Il s'est avancé vers moi, sa main tendue. « Très bien ! » a-t-il lâché, sa voix pleine de venin. « Table rase. Entre nous. Tout est effacé. »

Il a sorti un document de la poche intérieure de sa veste, une feuille de papier immaculée. La signature de Cassandra, large et fluide, en bas. Une déclaration, retirant sa plainte, offrant un pardon complet. Mon frère était libre.

Il s'est éloigné, me laissant effondrée sur le sol, les ciseaux toujours serrés dans ma main. Il m'a quittée, mais il n'a pas divorcé. L'imbroglio juridique, le symbole de nos vœux brisés, est resté. Un fil nous reliant, même alors qu'il disparaissait de mon monde.

J'ai survécu à la tentative de suicide. De justesse. Mais quelque chose en moi, le cœur même de mon être, est mort ce jour-là. Mon monde, autrefois vibrant, gisait maintenant en ruines autour de moi. Un terrain vague désolé.

Mon corps était une épave. Mon cœur, affaibli et meurtri, luttait pour suivre le rythme. Mon esprit, autrefois vif, était un désordre chaotique, un fouillis de souvenirs fracturés et de vides angoissants. Les médecins ont appelé ça une dépression sévère. Incurable, disaient-ils. « Un cœur brisé ne peut être réparé par la médecine. »

Je me souviens à peine de ces jours. Juste des images fugaces. Le visage émacié de ma mère, ses yeux cernés, rougis. Elle ne m'a jamais quittée, sa main cherchant toujours la mienne, une supplique silencieuse pour que je reste. J'ai dû dire des choses, des mots désespérés et sombres sur mon envie de mourir. Ma mère, terrifiée, attachait son poignet au mien avec une écharpe en soie la nuit, refusant de me perdre de vue.

Bastien, toujours en convalescence, toujours fragile, s'asseyait à mon chevet, sa voix rude d'émotion, me racontant des histoires, essayant de me ramener du bord du gouffre. Mon père, vieilli avant l'heure, est retourné à des travaux pénibles, son corps endolori, son esprit brisé, juste pour nous maintenir à flot, pour payer mes factures médicales sans fin.
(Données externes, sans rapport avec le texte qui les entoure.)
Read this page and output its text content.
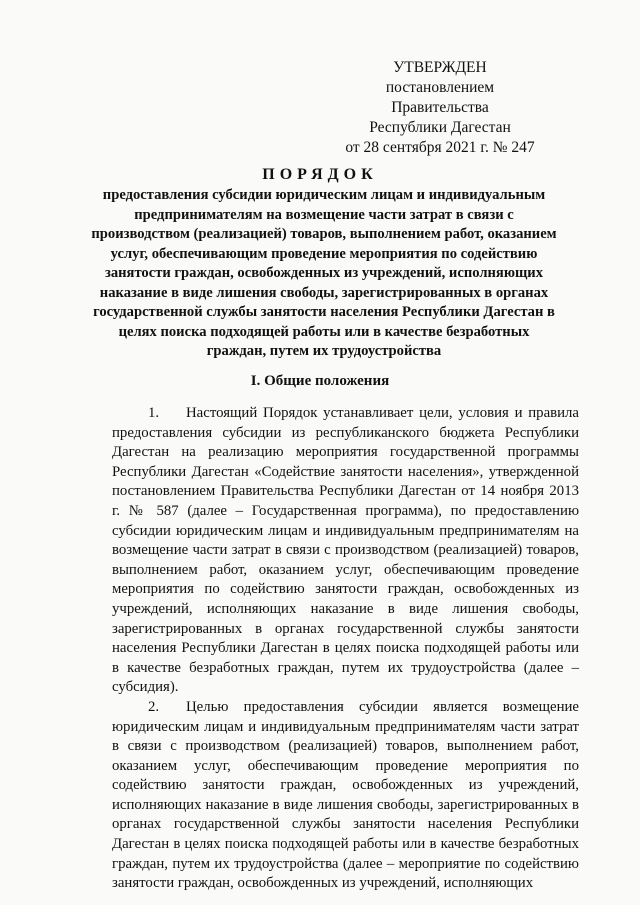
УТВЕРЖДЕН
постановлением Правительства
Республики Дагестан
от 28 сентября 2021 г. № 247
ПОРЯДОК
предоставления субсидии юридическим лицам и индивидуальным предпринимателям на возмещение части затрат в связи с производством (реализацией) товаров, выполнением работ, оказанием услуг, обеспечивающим проведение мероприятия по содействию занятости граждан, освобожденных из учреждений, исполняющих наказание в виде лишения свободы, зарегистрированных в органах государственной службы занятости населения Республики Дагестан в целях поиска подходящей работы или в качестве безработных граждан, путем их трудоустройства
I. Общие положения

1. Настоящий Порядок устанавливает цели, условия и правила предоставления субсидии из республиканского бюджета Республики Дагестан на реализацию мероприятия государственной программы Республики Дагестан «Содействие занятости населения», утвержденной постановлением Правительства Республики Дагестан от 14 ноября 2013 г. № 587 (далее – Государственная программа), по предоставлению субсидии юридическим лицам и индивидуальным предпринимателям на возмещение части затрат в связи с производством (реализацией) товаров, выполнением работ, оказанием услуг, обеспечивающим проведение мероприятия по содействию занятости граждан, освобожденных из учреждений, исполняющих наказание в виде лишения свободы, зарегистрированных в органах государственной службы занятости населения Республики Дагестан в целях поиска подходящей работы или в качестве безработных граждан, путем их трудоустройства (далее – субсидия).

2. Целью предоставления субсидии является возмещение юридическим лицам и индивидуальным предпринимателям части затрат в связи с производством (реализацией) товаров, выполнением работ, оказанием услуг, обеспечивающим проведение мероприятия по содействию занятости граждан, освобожденных из учреждений, исполняющих наказание в виде лишения свободы, зарегистрированных в органах государственной службы занятости населения Республики Дагестан в целях поиска подходящей работы или в качестве безработных граждан, путем их трудоустройства (далее – мероприятие по содействию занятости граждан, освобожденных из учреждений, исполняющих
Eux, qui auraient dû profiter de leurs années dorées, étaient maintenant esclaves de ma souffrance.

Ils m'ont traînée de spécialiste en spécialiste, d'un diagnostic vide à un autre. « Elle a perdu sa volonté de vivre, » a soupiré un médecin. « Trouvez quelque chose pour lui rappeler la vie. La joie. La simple chaleur humaine. »

Mes parents ont essayé. Ils ont cuisiné mes plats préférés, m'ont poussée en fauteuil roulant sous le faible soleil, m'ont murmuré des mots tendres, m'ont persuadée de parler. Je me forçais à répondre, à manger, à faire semblant, pour eux. J'entendais leurs sanglots étouffés à travers les murs fins la nuit, le désespoir silencieux qui imprégnait notre petite maison. Ils me détestaient pour ça. Ils se détestaient pour leur impuissance.

J'ai essayé. Vraiment. Je me suis battue, j'ai crié, j'ai pleuré. Mais l'obscurité était trop profonde. Son poids, le vide sans fin et suffocant, m'écrasait. Je ne pouvais pas respirer. Je ne pouvais pas bouger.

Une nuit, le poids est devenu insupportable. Ma mère, épuisée, avait finalement sombré dans un sommeil agité, son poignet toujours lâchement attaché au mien. J'ai défait le nœud, mes doigts étonnamment agiles. Je me suis glissée hors du lit, mes pieds silencieux sur le sol froid. La porte du balcon m'appelait, une gueule sombre et béante menant à l'oubli.

Le vent nocturne hurlait, fouettant ma fine chemise de nuit autour de moi, mordant ma peau. Mon corps, un vaisseau de douleur, palpitait de mille maux. Juste un pas, a murmuré une voix dans ma tête. Un pas, et tout est fini. Plus de douleur. Plus de vide.

Mes jambes me semblaient étonnamment fortes. J'ai grimpé sur la balustrade, le métal froid mordant ma peau nue. Les lumières de la ville scintillaient en bas, une galaxie lointaine et indifférente. Le vent tirait sur mes cheveux, me rapprochant du bord.